Boka founder Franco Beer believes many of the popular bars on the market fall short on their nutritional promises. He created Boka, which claims to be the only snack bar on sale in the UK to have achieved four green traffic light nutritional labels, to provide a genuinely healthier option.

“Nobody needs to eat a 300-calorie protein bar that’s 10% fat unless they are an athlete,” he says. “There is still too much confusion and that’s being exploited by slick marketing. If a product is made with date paste and contains 25% sugar or another is more than 10% fat, how can that be healthy?”

Dan Kaminski, head of product at sugar-free ice cream and brownies brand Wheyhey, makes a similar point. “The reality is that many ‘healthy’ products are actually not very healthy,” he says.

“Bars and bites with pressed fruits and nuts as the primary ingredients are naturally high in sugar, fat and often calories. But the consumer often doesn’t see past the ‘natural’ and ‘no added sugar’ call outs,” Kaminski adds. “In fact, a single serving can have over two-thirds of the recommended six cubes and comes very close to the sugar content of typical ‘unhealthy’ chocolate bars.”

Indeed, whether sugar is ‘natural’ or refined makes no difference to our bodies once it has been digested. And in other categories, consumers are avoiding all forms of sugar. After all, fruit juice has already faced it fair share of bad press, despite its sugar content being naturally occurring. Which raises the question: will we soon view the slick marketing of snack bar brands today in the same light as the ‘Mars a day’ line?

It might take a while. After all, Mars didn’t axe that slogan until 1995.


Why are the big players so slow on sugar cuts?

Sugar is a touchy subject for many of the big snack players. Sweetness is key to making shoppers want to buy products, but sugar has become public enemy number one.

“The government’s commitment to oversee a sugar reduction programme, announced in 2016, challenged the entire food industry to reduce sugar by 20% by 2020 in categories including cereal bars,” says Pia Villa, chief marketing officer at Graze. “This is something we took very seriously.”

Last April, the booming Unilever brand began a scheme that resulted in the sugar content of its cereal bars being halved, by replacing some with chicory root. The first reformulated product, Lively Lemon Flapjack, had its sugar content cut to 13%.

But the more sugar your products contain, the trickier it is to cut it without affecting flavour.

Snack bar brands would be wise to heed a lesson from the confectionery category, which recently saw the loss of Milkybar Wowsomes. Nestlé admits its axed the range, which contained 30% less sugar than standard Milkybar products, because it didn’t meet expectations on taste.

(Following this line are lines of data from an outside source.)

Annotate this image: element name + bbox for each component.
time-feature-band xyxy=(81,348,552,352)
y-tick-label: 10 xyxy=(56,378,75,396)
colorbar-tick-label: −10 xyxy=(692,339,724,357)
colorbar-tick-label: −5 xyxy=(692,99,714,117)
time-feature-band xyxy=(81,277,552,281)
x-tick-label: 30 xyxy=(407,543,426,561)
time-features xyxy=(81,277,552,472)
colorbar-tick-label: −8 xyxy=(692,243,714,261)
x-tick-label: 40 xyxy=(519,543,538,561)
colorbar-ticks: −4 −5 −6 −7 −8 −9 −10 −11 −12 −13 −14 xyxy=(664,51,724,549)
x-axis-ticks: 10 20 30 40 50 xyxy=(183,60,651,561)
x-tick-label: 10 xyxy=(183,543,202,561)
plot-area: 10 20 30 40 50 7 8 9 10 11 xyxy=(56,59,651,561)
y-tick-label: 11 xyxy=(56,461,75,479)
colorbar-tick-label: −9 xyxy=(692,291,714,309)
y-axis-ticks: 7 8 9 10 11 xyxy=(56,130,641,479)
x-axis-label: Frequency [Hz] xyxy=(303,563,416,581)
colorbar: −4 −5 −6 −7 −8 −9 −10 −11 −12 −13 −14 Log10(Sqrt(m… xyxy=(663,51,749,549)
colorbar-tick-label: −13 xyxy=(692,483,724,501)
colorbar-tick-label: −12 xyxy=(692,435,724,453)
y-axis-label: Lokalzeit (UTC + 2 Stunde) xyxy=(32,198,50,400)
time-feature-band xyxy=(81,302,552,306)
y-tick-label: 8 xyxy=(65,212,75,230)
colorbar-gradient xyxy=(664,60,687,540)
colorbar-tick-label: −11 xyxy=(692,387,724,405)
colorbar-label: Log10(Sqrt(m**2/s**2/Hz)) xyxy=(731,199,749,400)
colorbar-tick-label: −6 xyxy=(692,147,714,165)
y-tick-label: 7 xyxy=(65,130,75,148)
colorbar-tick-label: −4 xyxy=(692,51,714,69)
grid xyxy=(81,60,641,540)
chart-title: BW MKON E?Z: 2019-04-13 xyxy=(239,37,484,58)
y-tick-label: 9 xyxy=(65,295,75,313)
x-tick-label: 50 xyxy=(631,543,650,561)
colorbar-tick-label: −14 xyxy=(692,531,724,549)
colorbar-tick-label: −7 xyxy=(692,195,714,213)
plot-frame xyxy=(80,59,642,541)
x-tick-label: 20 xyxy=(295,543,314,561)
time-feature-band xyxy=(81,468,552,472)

In spite of Wowsomes’ failure, it’s big suppliers like Nestlé that should be leading the way in weaning consumers off the white stuff, many believe.

But there’s a problem, warns Franco Beer, founder of Boka, which he claims is the UK’s only snack bar with four green nutrition traffic lights. “Innovation is really expensive and it takes time.”

Boka has been “talking to a large company about developing a green traffic light bar, and people are asking us about own label” he says. But for the majority of big companies, “it’s cheaper for them to tweak existing products and spend on marketing than do what is needed and develop new products”.

He adds: “That needs to change. The incentive needs to come from the government. Why not reduce VAT on healthier snacks to 10%?”